16 September 2004

The accounting equation

Even though my knowledge of accounting is sketchy at best, there's one thing that is central to the practice: balance. Everything always seems to balance. In terms of an accounting entity (such as a company), assets always balance liabilities and owner's equity. Accountants like to write it like this, the so-called accounting equation:

Assets = Liabilities + Owner's Equity

This is the guide you can use to assess whether you're doing the right thing with any transaction.

Last night, I had a dilemma with income. When you earn income, that obviously increases your assets. What is the corresponding change on the right-hand side? To find the answer, let's take a look at other common transactions.

First, we buy with cash something we class as an asset.
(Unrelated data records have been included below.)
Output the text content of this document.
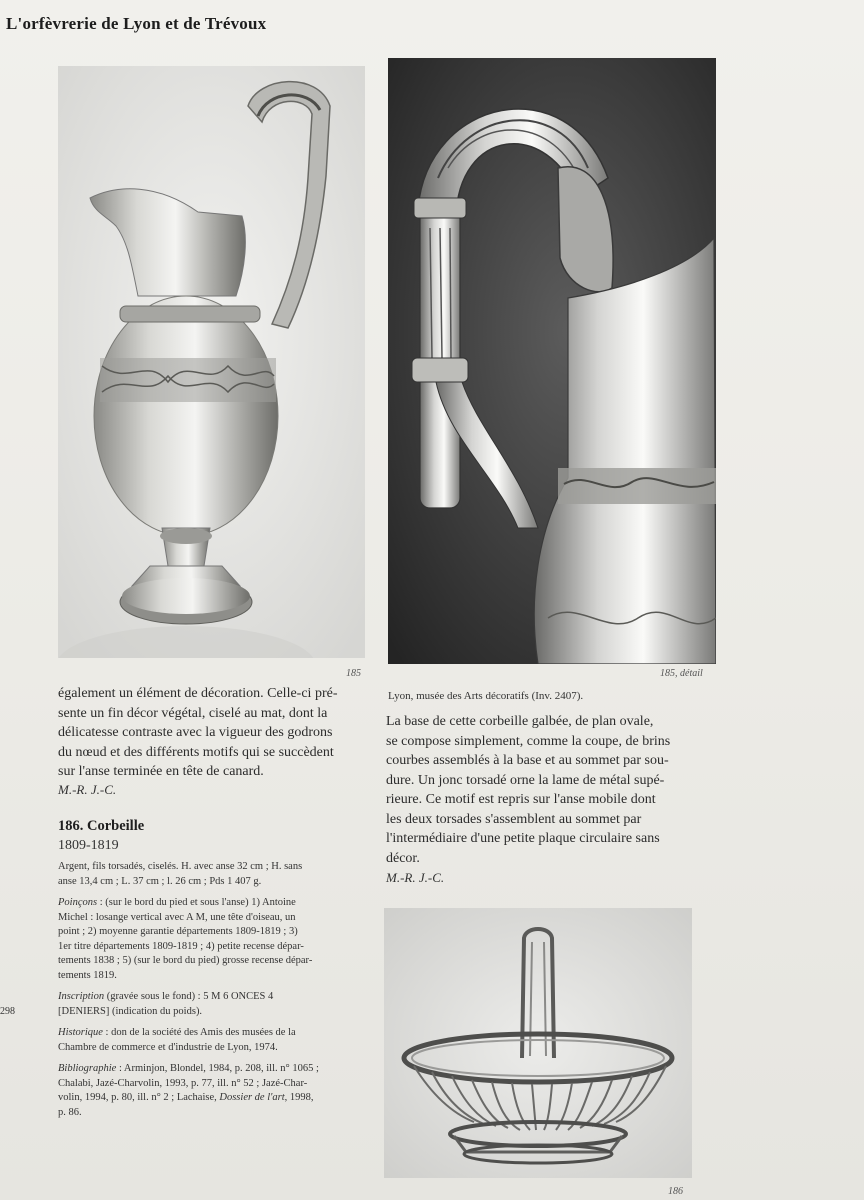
L'orfèvrerie de Lyon et de Trévoux
185	185, détail
également un élément de décoration. Celle-ci pré-
sente un fin décor végétal, ciselé au mat, dont la
délicatesse contraste avec la vigueur des godrons
du nœud et des différents motifs qui se succèdent
sur l'anse terminée en tête de canard.
M.-R. J.-C.
186. Corbeille
1809-1819
Argent, fils torsadés, ciselés. H. avec anse 32 cm ; H. sans
anse 13,4 cm ; L. 37 cm ; l. 26 cm ; Pds 1 407 g.
Poinçons : (sur le bord du pied et sous l'anse) 1) Antoine
Michel : losange vertical avec A M, une tête d'oiseau, un
point ; 2) moyenne garantie départements 1809-1819 ; 3)
1er titre départements 1809-1819 ; 4) petite recense dépar-
tements 1838 ; 5) (sur le bord du pied) grosse recense dépar-
tements 1819.
Inscription (gravée sous le fond) : 5 M 6 ONCES 4
[DENIERS] (indication du poids).
Historique : don de la société des Amis des musées de la
Chambre de commerce et d'industrie de Lyon, 1974.
Bibliographie : Arminjon, Blondel, 1984, p. 208, ill. n° 1065 ;
Chalabi, Jazé-Charvolin, 1993, p. 77, ill. n° 52 ; Jazé-Char-
volin, 1994, p. 80, ill. n° 2 ; Lachaise, Dossier de l'art, 1998,
p. 86.
298
Lyon, musée des Arts décoratifs (Inv. 2407).
La base de cette corbeille galbée, de plan ovale,
se compose simplement, comme la coupe, de brins
courbes assemblés à la base et au sommet par sou-
dure. Un jonc torsadé orne la lame de métal supé-
rieure. Ce motif est repris sur l'anse mobile dont
les deux torsades s'assemblent au sommet par
l'intermédiaire d'une petite plaque circulaire sans
décor.
M.-R. J.-C.
186
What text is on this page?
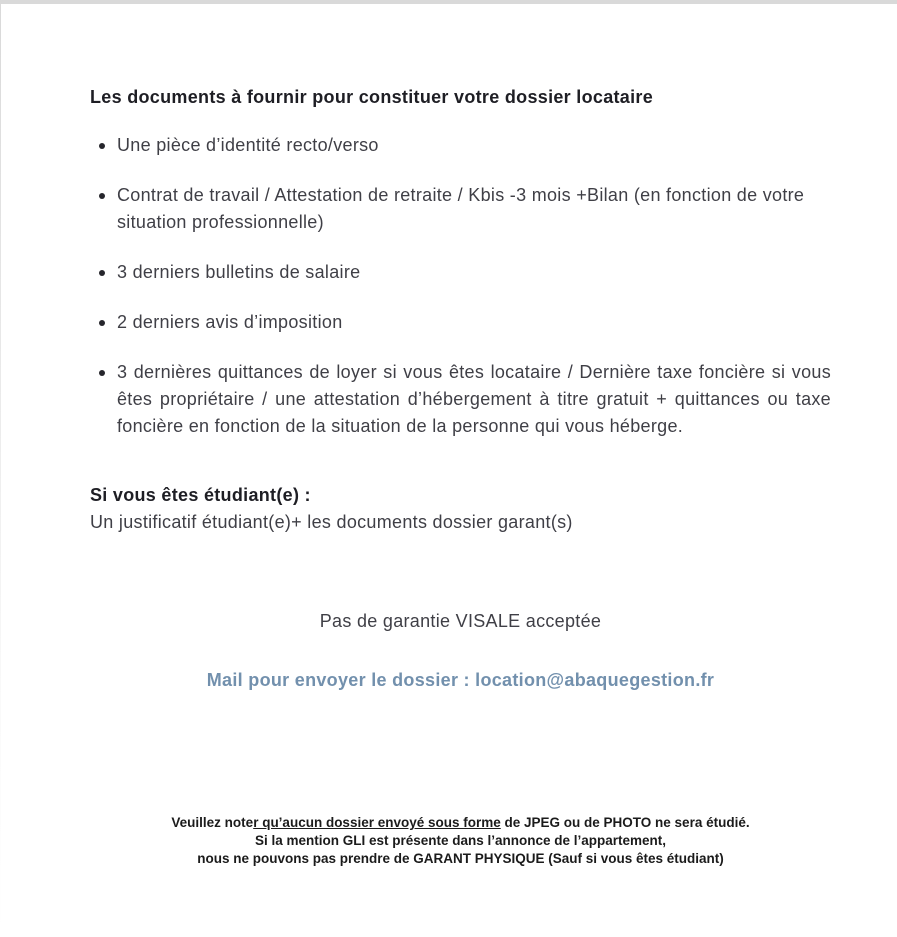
Les documents à fournir pour constituer votre dossier locataire
Une pièce d’identité recto/verso
Contrat de travail / Attestation de retraite / Kbis -3 mois +Bilan (en fonction de votre situation professionnelle)
3 derniers bulletins de salaire
2 derniers avis d’imposition
3 dernières quittances de loyer si vous êtes locataire / Dernière taxe foncière si vous êtes propriétaire / une attestation d’hébergement à titre gratuit + quittances ou taxe foncière en fonction de la situation de la personne qui vous héberge.

Si vous êtes étudiant(e) :

Un justificatif étudiant(e)+ les documents dossier garant(s)

Pas de garantie VISALE acceptée

Mail pour envoyer le dossier : location@abaquegestion.fr

Veuillez noter qu’aucun dossier envoyé sous forme de JPEG ou de PHOTO ne sera étudié.

Si la mention GLI est présente dans l’annonce de l’appartement,

nous ne pouvons pas prendre de GARANT PHYSIQUE (Sauf si vous êtes étudiant)
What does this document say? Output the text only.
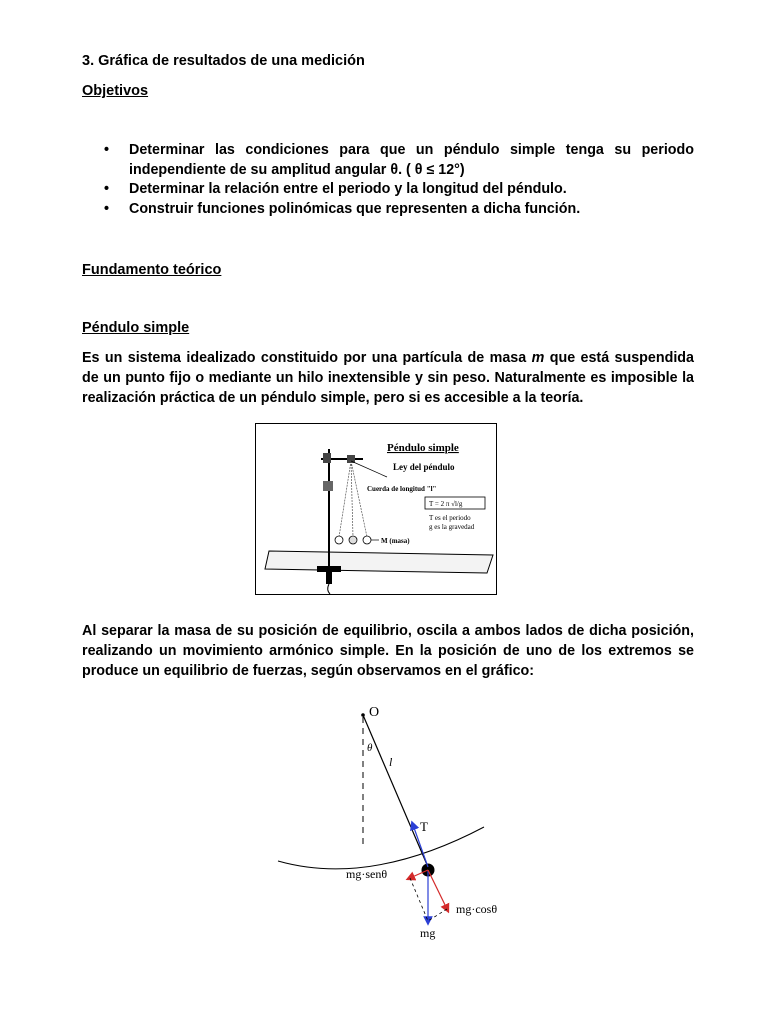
3. Gráfica de resultados de una medición
Objetivos
• Determinar las condiciones para que un péndulo simple tenga su periodo independiente de su amplitud angular θ. ( θ ≤ 12°)
• Determinar la relación entre el periodo y la longitud del péndulo.
• Construir funciones polinómicas que representen a dicha función.
Fundamento teórico
Péndulo simple

Es un sistema idealizado constituido por una partícula de masa m que está suspendida de un punto fijo o mediante un hilo inextensible y sin peso. Naturalmente es imposible la realización práctica de un péndulo simple, pero si es accesible a la teoría.

Péndulo simple
Ley del péndulo
Cuerda de longitud "l"
T = 2 π √l/g
T es el periodo
g es la gravedad
M (masa)

Al separar la masa de su posición de equilibrio, oscila a ambos lados de dicha posición, realizando un movimiento armónico simple. En la posición de uno de los extremos se produce un equilibrio de fuerzas, según observamos en el gráfico:

O
θ
l
T
mg·senθ
mg·cosθ
mg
Let's say a new house. That's quite simple to do: we decrease our assets in cash, and increase those in property. No problems with the balance there. Assets goes up and down by the same amount, so everything in the equation stays the same.

As another example, let's say we buy another house. But instead of paying with cash, we take out a loan from a bank. This is simple as well, we increase the liability of the loan to the bank, and increase our assets in property. Looking at the equation, there's been an equal increase on both sides. Our equality still holds.

Now for an owner's equity example. Let's say the owner gives a contribution to the company of cash. The assets obviously increase as a result of this transaction, as does the owner's equity by the same amount. Our equation fits, so everything is okay.

Let's look closer at owner's equity. Transactions like the last one above typically happen when you first create the accounting records, since it is from the owner that all the assets are transferred to the new accounting entity. I find it useful to think about what owner's equity represents during the running of the entity: the owner would get whatever was left in the company if the company paid off its liabilities.

If you look back at the equation, it seems obvious that OE = A - L with some simple algebra. But putting it in the terms of what the owner actually "owns" helps make it clear for me.

To go back to my question about income, the answer now seems obvious. If the company earns money without taking on a corresponding liability, owner's equity has increased. This satisfies our equation, and the knowledge that the owner "owns" the assets less the liabilities.

One final note: although I've referred to "Owner's equity" as if there is only one owner, obviously there may be many owners with different amounts of equity in the accounting entity.